SEATTLE — The Mariners appear poised to make a splash in the international market next week by signing shortstop Noelvi Marte, a 16-year-old from the Dominican Republic.
Baseball America and MLB.com each cite the Mariners as the front-runners to land Marte, a 6-foot-1 right-handed hitter whom many scouts believe might eventually be a better fit at third base.
“Marte has a fluid, easy stroke,” Baseball America reported, “that’s compact and geared to get the ball elevated.”
MLB.com adds: “One scout dropped a young Miguel Cabrera comparison on him. Another evaluator believes Marte could eventually hit .270 and hit 25-30 home runs in the big leagues.”
Baseball America ranks Marte as the No. 4 international prospect, while MLB.com puts him at No. 7. Both services cite Venezuelan catcher Diego Cartaya and Dominican outfielder Marco Luciano as the top two eligible players.

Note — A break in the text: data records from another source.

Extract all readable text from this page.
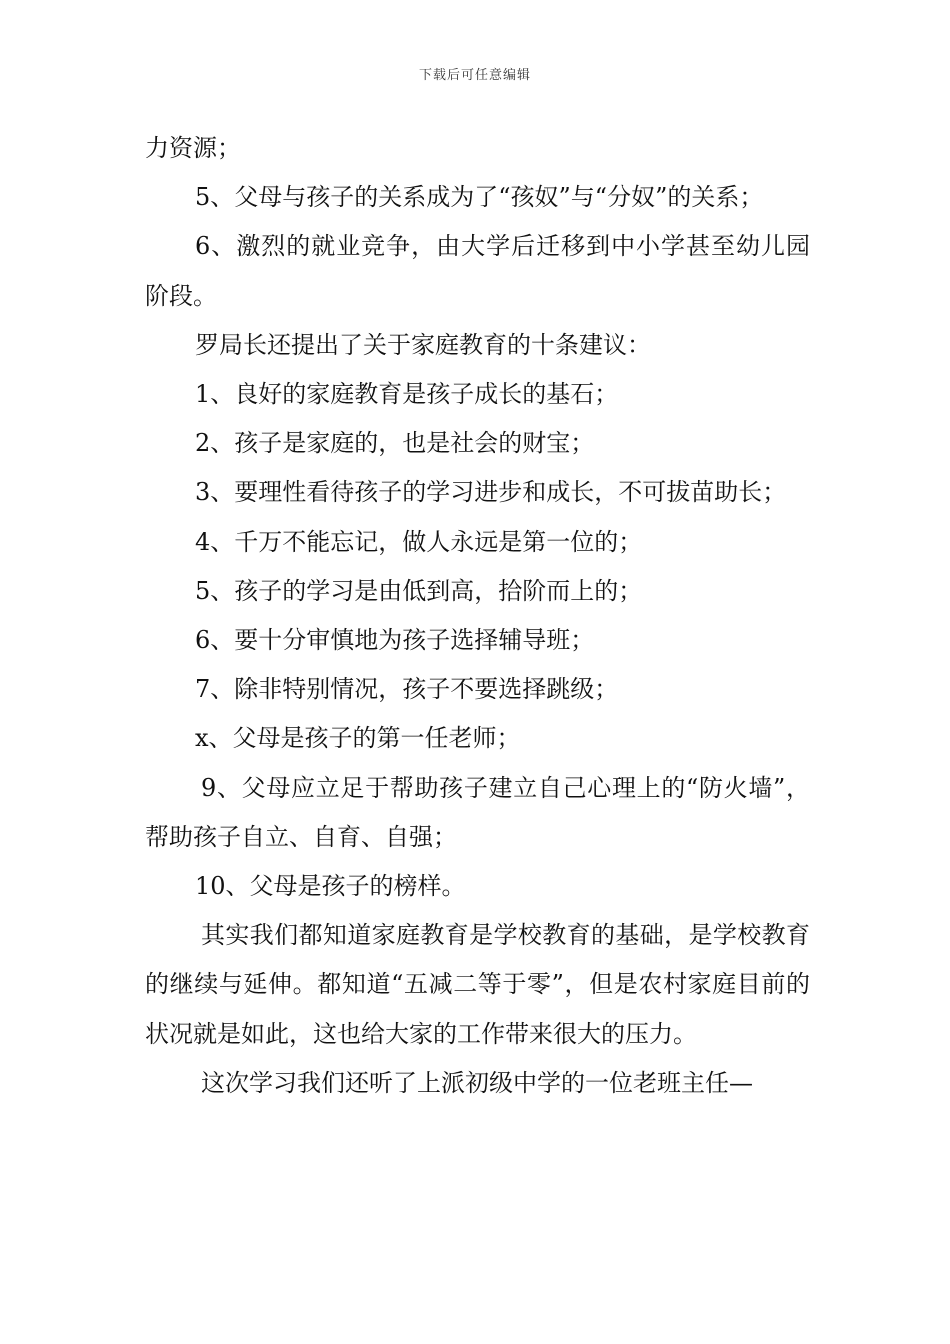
下载后可任意编辑

力资源；

5、父母与孩子的关系成为了“孩奴”与“分奴”的关系；

6、激烈的就业竞争，由大学后迁移到中小学甚至幼儿园阶段。

罗局长还提出了关于家庭教育的十条建议：

1、良好的家庭教育是孩子成长的基石；

2、孩子是家庭的，也是社会的财宝；

3、要理性看待孩子的学习进步和成长，不可拔苗助长；

4、千万不能忘记，做人永远是第一位的；

5、孩子的学习是由低到高，拾阶而上的；

6、要十分审慎地为孩子选择辅导班；

7、除非特别情况，孩子不要选择跳级；

x、父母是孩子的第一任老师；

9、父母应立足于帮助孩子建立自己心理上的“防火墙”，帮助孩子自立、自育、自强；

10、父母是孩子的榜样。

其实我们都知道家庭教育是学校教育的基础，是学校教育的继续与延伸。都知道“五减二等于零”，但是农村家庭目前的状况就是如此，这也给大家的工作带来很大的压力。

这次学习我们还听了上派初级中学的一位老班主任—
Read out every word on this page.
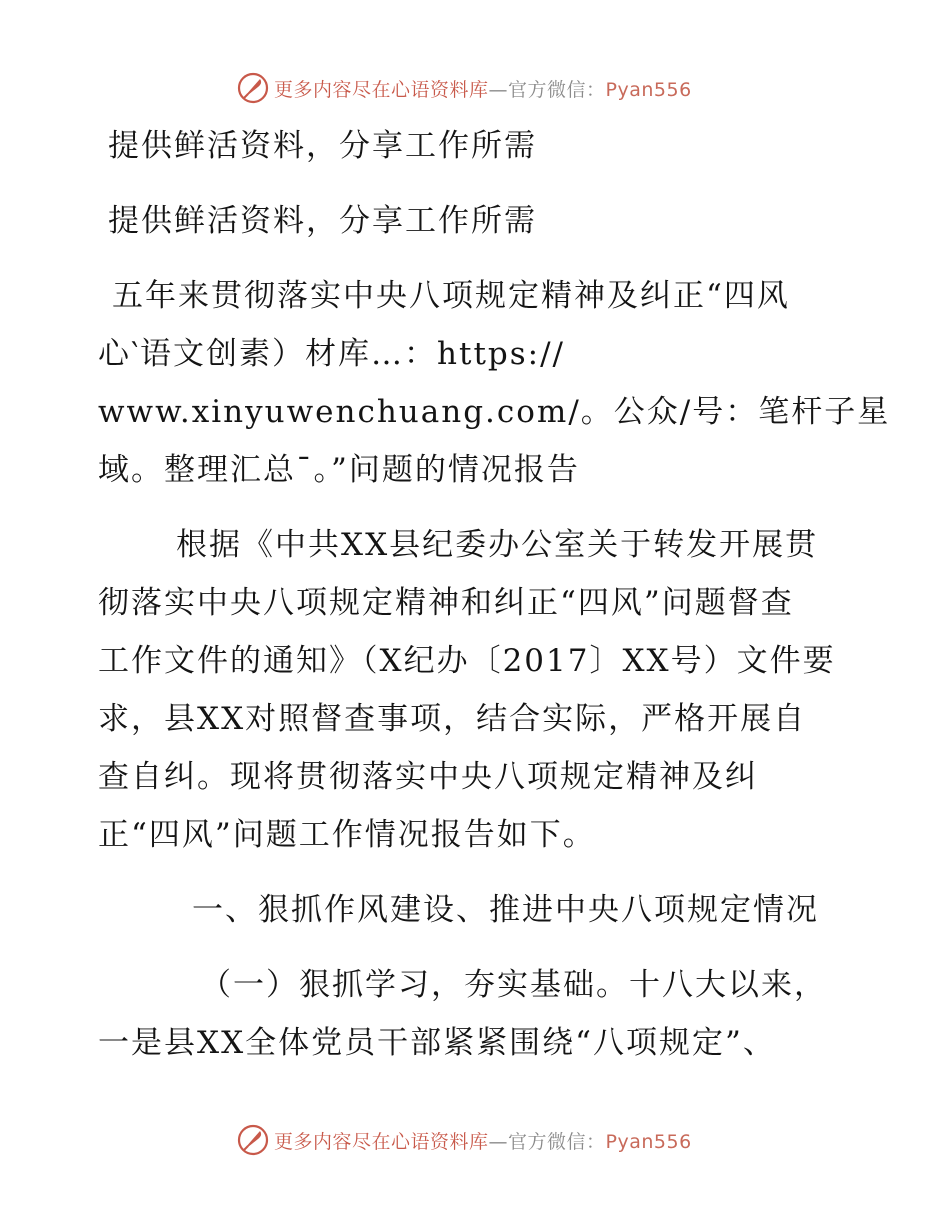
更多内容尽在心语资料库—官方微信：Pyan556
提供鲜活资料，分享工作所需
提供鲜活资料，分享工作所需
五年来贯彻落实中央八项规定精神及纠正“四风
心‵语文创素）材库…：https://
www.xinyuwenchuang.com/。公众/号：笔杆子星
域。整理汇总¯。”问题的情况报告
根据《中共XX县纪委办公室关于转发开展贯
彻落实中央八项规定精神和纠正“四风”问题督查
工作文件的通知》（X纪办〔2017〕XX号）文件要
求，县XX对照督查事项，结合实际，严格开展自
查自纠。现将贯彻落实中央八项规定精神及纠
正“四风”问题工作情况报告如下。
一、狠抓作风建设、推进中央八项规定情况
（一）狠抓学习，夯实基础。十八大以来，
一是县XX全体党员干部紧紧围绕“八项规定”、
更多内容尽在心语资料库—官方微信：Pyan556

Luciano is expected to sign with the San Francisco Giants, while Cartaya appears headed to the Los Angeles Dodgers.
(Baseball America ranks Cuban outfielder Victor Mesa as the top international prospect but, while he has taken part in showcase events, he isn’t yet eligible to sign because he hasn’t been cleared by Major League Baseball.)
The Mariners’ expected signing bonus for Marte, who turns 17 on Oct. 16, is in the $2 million range, according to Baseball America. If so, that represents roughly 40 percent of the club's total bonus-pool allotment.
None of this is official because the international signing period doesn’t start until Monday (July 2). While signings can take place until roughly mid-June of the following year, most of the top prospects agree to deals within the first few days.
Unlike the MLB Draft, which is held in public, international signings generally occur in the shadows because the pursuit of top prospects is intense. Clubs rarely make announcements until a signed contract is in place.
Even so, it will be a surprise if the Mariners fail to sign Marte.
Baseball America has a detailed online scouting report on Marte and other top prospects available to subscribers. The digital price is $5.50 a month — and it’s a must for fans who want to track prospects before and after they’ve signed.
Some background on the international signing period:
It covers foreign-born players who are not eligible for the MLB Draft, which is generally limited to residents of the United States, Canada, Puerto Rico and other U.S. territories.
Because there is no international draft, players are essentially free agents who can sign with any club for any amount — although MLB reins in bidding wars by assigning bonus-pool allotments to all clubs.
The base international allotment for each club is $4,983,500 but increases for those clubs who were eligible in the MLB Draft for competitive-balance picks to either $5,504,500 or $6,025,400.
The Mariners have the base amount of $4,983,500.
There are penalties for clubs that spend more than their allotted bonus pools, as is the case with he MLB Draft, although bonuses for $10,000 or less are exempt from the pool limit.
One difference from the MLB Draft is clubs can also trade up 75 percent of their international bonus pool but must do so in $250,000 increments.
In order to sign, a player must be 16 years old. Further, he must turn 17 either by Sept. 1 or the end of his his first pro season — whichever is later.
There are exceptions.
Players who are 25 or older or who have played at least six seasons in a recognized professional league — such as those in Japan, Korea, Taiwan, Mexico or Cuba — are not subject to the international-signing rules.
Clubs are also prohibited from signing Japanese-born players because they are subject to the Japan League draft and must play nine years in their home country before gaining free agency unless they go though the posting system.
The net effect is most international signings involve 16- and 17-year-olds from the Dominican Republic, Venezuela and the Central American countries. Nearly all will start their professional careers in the Dominican Summer League.